Und dann braucht man als Selbstständige nicht zuletzt Biss, Biss, Biss. Es muss okay sein, auch mal eine Woche mit etwas weniger Schlaf auszukommen. Dadurch darf man noch nicht die Lust und Laune oder das Ziel aus den Augen verlieren.

Leidenschaft ist der Motor für Tanja Cappell.

Welche Projekte stehen für die Zukunft an?

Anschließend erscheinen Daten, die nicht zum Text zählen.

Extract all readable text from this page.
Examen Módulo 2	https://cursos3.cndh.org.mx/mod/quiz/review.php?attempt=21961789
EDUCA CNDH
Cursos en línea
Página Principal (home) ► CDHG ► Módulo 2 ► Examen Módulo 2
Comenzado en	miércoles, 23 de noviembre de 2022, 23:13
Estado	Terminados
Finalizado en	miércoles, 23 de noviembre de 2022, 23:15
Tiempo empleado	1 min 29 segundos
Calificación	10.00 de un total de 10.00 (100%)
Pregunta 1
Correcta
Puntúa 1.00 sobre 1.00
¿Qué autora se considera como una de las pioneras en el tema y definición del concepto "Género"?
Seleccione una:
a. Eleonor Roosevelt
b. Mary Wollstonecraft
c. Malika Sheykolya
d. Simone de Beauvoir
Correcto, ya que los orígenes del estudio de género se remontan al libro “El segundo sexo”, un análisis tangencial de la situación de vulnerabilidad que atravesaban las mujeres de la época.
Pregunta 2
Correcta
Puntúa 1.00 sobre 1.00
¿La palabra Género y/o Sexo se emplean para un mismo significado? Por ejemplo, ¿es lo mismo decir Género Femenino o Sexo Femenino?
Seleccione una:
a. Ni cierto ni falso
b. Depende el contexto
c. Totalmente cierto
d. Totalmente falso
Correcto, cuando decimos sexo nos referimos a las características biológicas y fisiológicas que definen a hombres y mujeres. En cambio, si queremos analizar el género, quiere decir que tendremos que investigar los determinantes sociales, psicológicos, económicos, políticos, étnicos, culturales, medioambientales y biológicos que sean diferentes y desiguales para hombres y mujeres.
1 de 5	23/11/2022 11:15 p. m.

Mein wichtigstes Projekt ist derzeit natürlich mein "Cappelletti". Mit so einem Baby wird auf einmal alles unplanbar! Mitte April soll es auf die Welt kommen, ich möchte mich nach und nach so weit zurückziehen, dass ich einige Wochen um die Geburt herum abtauchen kann. Um all das zu tun, was "normale" Eltern auch so machen: Die Zeit mit dem Kind genießen, in der Elternzeit in den Urlaub fahren … Ich weiß aber, dass ich ohne Arbeit und Social Media einfach nicht kann. Ich bin eine prädestinierte working mum, allzu lange werde ich also nicht von der Bildfläche verschwinden!

Liebe Tanja, vielen Dank für das Gespräch und für dich und das Cappelletti alles Gute!